Thursday, May 11, 2006

 

‘ Surprise ’ Paul Simon

Bill Eichenberger

 

Simon collaborates with "sound sculptor" Brian Eno, he, briefly, of Roxy Music fame. Eno went on to gain a reputation as the adventurous producer of an eclectic range of musicians from the Talking Heads and U2 to David Bowie.

 

A drum loop and softly churning electric guitar lead the listener into the album’s opening track, How Can You Live in the Northeast, but Simon’s vocals are at the center of the song, warm and ironic and just obscure enough to resist easy interpretation.
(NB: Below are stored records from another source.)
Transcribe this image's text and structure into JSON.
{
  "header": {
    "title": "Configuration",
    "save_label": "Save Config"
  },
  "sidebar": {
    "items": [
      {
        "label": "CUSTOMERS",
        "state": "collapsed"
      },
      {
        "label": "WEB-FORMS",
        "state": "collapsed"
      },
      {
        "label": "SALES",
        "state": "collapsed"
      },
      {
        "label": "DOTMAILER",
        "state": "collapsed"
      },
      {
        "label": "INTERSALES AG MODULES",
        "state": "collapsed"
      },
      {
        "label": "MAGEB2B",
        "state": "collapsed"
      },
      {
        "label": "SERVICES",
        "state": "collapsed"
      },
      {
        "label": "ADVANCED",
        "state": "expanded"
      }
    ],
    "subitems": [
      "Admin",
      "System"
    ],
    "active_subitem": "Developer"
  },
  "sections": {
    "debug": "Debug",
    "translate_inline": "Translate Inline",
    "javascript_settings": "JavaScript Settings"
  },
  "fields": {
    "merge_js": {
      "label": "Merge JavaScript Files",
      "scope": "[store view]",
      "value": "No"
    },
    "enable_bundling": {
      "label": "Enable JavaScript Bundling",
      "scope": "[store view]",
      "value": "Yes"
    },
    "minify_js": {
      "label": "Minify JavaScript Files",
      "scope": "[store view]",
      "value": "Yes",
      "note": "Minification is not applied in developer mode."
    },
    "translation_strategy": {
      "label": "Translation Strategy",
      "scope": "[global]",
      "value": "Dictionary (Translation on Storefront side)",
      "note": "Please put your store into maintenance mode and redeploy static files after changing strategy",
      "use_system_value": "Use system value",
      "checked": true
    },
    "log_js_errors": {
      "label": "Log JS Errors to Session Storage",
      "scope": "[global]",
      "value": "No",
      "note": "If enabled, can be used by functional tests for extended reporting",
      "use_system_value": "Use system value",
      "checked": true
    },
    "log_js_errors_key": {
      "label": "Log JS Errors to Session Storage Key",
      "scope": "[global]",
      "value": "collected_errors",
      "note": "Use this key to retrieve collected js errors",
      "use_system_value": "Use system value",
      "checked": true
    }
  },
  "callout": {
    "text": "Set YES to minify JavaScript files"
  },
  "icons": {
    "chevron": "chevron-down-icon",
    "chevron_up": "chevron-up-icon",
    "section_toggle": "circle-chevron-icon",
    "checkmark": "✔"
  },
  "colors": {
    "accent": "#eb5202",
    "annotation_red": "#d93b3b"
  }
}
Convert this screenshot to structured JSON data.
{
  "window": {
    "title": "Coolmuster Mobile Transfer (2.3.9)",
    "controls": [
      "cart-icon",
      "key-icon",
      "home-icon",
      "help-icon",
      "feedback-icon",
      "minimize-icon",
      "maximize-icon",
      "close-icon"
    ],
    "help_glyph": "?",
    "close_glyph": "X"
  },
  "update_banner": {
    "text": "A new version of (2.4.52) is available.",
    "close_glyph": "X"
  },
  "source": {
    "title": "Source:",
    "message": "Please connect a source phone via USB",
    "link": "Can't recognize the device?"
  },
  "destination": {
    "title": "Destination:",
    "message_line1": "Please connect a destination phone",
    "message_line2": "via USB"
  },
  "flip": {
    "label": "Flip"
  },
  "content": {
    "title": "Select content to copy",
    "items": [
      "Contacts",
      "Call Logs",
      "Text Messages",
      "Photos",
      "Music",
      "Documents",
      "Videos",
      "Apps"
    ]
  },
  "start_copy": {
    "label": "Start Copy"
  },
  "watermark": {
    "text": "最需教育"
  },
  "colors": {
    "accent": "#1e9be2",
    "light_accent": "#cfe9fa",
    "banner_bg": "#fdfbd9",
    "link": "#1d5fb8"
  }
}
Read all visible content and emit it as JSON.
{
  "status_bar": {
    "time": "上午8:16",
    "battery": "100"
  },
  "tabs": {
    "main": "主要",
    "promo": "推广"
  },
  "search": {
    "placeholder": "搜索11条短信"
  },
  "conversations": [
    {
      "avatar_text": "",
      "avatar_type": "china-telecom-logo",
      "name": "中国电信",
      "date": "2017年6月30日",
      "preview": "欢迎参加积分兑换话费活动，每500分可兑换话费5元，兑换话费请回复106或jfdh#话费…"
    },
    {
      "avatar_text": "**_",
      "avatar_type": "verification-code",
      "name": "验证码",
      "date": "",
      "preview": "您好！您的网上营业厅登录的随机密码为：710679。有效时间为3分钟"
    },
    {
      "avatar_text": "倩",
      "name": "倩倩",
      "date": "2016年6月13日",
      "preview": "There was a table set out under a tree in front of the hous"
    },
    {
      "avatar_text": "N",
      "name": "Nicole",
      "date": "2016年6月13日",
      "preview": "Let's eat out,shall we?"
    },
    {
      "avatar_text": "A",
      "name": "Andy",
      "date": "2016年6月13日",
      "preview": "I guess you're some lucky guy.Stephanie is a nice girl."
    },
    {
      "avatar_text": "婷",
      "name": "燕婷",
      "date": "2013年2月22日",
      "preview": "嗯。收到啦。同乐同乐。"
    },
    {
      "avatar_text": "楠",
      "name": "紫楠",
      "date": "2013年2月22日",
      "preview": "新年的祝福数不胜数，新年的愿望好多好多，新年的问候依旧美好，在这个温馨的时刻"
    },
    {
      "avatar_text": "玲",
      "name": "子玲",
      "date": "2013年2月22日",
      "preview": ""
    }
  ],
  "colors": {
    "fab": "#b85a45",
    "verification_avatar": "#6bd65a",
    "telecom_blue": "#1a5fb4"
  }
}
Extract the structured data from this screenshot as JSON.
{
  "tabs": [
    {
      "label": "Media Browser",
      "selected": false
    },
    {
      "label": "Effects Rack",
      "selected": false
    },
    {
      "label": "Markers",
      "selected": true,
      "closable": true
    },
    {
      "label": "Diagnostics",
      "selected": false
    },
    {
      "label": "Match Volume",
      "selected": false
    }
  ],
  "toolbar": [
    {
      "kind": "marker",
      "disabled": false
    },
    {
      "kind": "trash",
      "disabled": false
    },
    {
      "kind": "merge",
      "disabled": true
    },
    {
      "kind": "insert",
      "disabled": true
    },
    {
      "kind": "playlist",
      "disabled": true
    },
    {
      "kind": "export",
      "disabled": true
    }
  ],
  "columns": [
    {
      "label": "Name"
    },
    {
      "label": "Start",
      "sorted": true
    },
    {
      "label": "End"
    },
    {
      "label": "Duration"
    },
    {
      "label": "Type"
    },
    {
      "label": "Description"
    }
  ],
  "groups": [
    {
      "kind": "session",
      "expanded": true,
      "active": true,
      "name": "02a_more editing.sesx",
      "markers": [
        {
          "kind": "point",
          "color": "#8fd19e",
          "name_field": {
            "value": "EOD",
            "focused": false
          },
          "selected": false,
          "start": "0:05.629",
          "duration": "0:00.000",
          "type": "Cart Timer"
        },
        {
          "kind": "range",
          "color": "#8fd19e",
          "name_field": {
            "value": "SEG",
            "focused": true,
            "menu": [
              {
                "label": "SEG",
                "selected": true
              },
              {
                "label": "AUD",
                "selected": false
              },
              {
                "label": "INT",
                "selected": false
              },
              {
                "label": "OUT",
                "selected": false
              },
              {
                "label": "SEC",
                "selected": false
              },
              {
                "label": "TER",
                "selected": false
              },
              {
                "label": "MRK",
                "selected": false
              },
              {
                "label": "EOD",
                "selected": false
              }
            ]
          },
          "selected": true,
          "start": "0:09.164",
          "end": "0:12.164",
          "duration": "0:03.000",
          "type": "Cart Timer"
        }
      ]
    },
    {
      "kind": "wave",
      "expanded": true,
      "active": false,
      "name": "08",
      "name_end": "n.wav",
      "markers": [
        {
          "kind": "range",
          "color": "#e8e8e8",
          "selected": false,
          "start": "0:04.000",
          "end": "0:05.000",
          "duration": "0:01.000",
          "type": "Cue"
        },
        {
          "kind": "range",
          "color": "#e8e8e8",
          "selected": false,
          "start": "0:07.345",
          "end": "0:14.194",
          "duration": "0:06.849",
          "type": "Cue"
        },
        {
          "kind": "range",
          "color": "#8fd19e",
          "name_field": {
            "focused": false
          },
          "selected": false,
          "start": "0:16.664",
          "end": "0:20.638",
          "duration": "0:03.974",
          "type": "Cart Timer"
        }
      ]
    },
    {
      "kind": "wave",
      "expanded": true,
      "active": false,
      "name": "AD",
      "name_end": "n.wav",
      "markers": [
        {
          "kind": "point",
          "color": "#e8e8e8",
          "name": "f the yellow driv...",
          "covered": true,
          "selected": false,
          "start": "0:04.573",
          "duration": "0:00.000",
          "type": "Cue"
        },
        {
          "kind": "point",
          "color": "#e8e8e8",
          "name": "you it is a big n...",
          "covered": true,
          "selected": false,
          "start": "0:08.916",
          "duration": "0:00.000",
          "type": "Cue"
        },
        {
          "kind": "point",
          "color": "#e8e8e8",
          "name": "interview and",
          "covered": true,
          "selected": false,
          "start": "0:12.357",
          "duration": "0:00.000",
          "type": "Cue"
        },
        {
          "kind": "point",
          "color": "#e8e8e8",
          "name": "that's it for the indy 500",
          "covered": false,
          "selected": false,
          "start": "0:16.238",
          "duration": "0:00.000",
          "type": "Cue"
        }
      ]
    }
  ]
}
The keyboards are ornamental, but the driving rock rhythm that takes the song home is anything but.

 

Everything About It Is a Love Song is many songs under one title, watery organ buoying gently plucked electric guitar at the outset, giving way (again) to aggressive percussion and Simon’s angry insistence, "We don’t mean to mess things up / but mess things up we do."

 

The events of Sept. 11 hang over Surprise like a specter, and more recent events are mentioned, albeit obliquely. They include Hurricane Katrina, our military adventure in Iraq and, oddly, international adoption.

 

Surprise is hypnotic, its waters warm and inviting. Eno provides the songs with momentum, but also, indirectly, with a kind of holiness. Simon’s melodies are, perhaps, not as accessible as those found on Graceland, but they do, eventually, embed themselves deep inside one’s skull.